19 décembre 2012 Eveline Widmer-Schlumpf annonce que la Suisse doit envisager de passer à l’échange automatique des données
Ce jour-là, vous faites le bilan de votre année présidentielle et vous lâchez cette information spontanément. Comment cela s’est-il produit?
Je m’en souviens très bien, car j’ai ruiné les vacances de Noël de toute ma famille! Je n’ai pourtant fait que répondre sincèrement à la question d’un journaliste.
Mais vous deviez vous attendre à cette question! En Allemagne, le Bundesrat vient alors de rejeter l’accord Rubik, qui était une manière de préserver le secret bancaire tout en fiscalisant les avoirs des clients étrangers.

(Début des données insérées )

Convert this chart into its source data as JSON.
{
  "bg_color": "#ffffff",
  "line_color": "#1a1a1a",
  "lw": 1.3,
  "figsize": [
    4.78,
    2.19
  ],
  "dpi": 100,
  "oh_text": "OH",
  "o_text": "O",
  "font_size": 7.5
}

Je vous l’ai dit, j’ai parfois manqué de diplomatie dans ma carrière. Après le refus allemand, nous n’avions plus d’autre solution que d’envisager l’échange automatique des données. J’ai alors reçu une avalanche de critiques, parfois hypocrites. Nombreux sont les gens qui pensaient: «Elle a raison, mais elle ne doit pas dire cela si vite.»
N’est-ce pas en octobre 2008 déjà que la Suisse a commis l’erreur capitale de ne pas assister à une réunion de l’OCDE à Paris sur l’échange automatique d’informations?
A cette époque, je pilotais le dossier du sauvetage d’UBS. Dans mon département, les responsables de ce dossier ont estimé qu’il n’était pas nécessaire d’y aller. Ce sont d’excellents collaborateurs auxquels j’ai toujours fait confiance. Aujourd’hui, cela n’a pas de sens de revenir sur cette question.
Avez-vous cru en la stratégie Rubik?
J’étais sceptique. Bien sûr, cette stratégie d’accords bilatéraux avait le mérite de l’efficacité. Mais lors de mes nombreux entretiens avec mon homologue allemand, Wolfgang Schäuble, j’ai eu l’impression que nous avions proposé ce modèle trop tardivement. Ce que voulaient les Allemands en 2012, c’était de la transparence, pas de l’efficacité. Lorsque le Bundesrat a rejeté l’accord, il était clair que nous devions changer de stratégie. Je suis réaliste. On ne peut pas nier la réalité.
Les banquiers ne vous ont pas portée dans leur cœur. Comment avez-vous vécu votre relation avec eux?
Le problème, c’est qu’ils n’ont pas parlé d’une seule voix. Certains – comme Pierin Vincenz (Banque Raiffeisen) – ont reconnu qu’il fallait trouver des solutions d’avenir, tandis que d’autres ont réclamé mon départ. Cela dit, j’ai apprécié l’engagement du président de l’Association suisse des banquiers (ASB), Patrick Odier.
Aujourd’hui, vous avez l’impression d’avoir fait le sale boulot?
Il est vrai que j’ai dû encaisser beaucoup de coups. Mais lorsque vous êtes convaincu que la voie choisie est la bonne, cela reste supportable. J’ai eu autour de moi une équipe très soudée.
Vous avez pris quelques décisions aussi visionnaires que controversées. Avez-vous ressenti la solitude du pouvoir dans les moments difficiles?
Jamais. J’ai toujours senti beaucoup de solidarité autour de moi, venant de tous les réseaux avec lesquels j’ai travaillé. Lorsque les médias ont parlé de ma solitude, je me suis demandé s’ils ne parlaient pas d’une autre personne. J’ai constamment reçu de nombreux courriels de soutien. Même les sœurs de plusieurs couvents m’ont écrit pour me dire qu’elles priaient pour moi!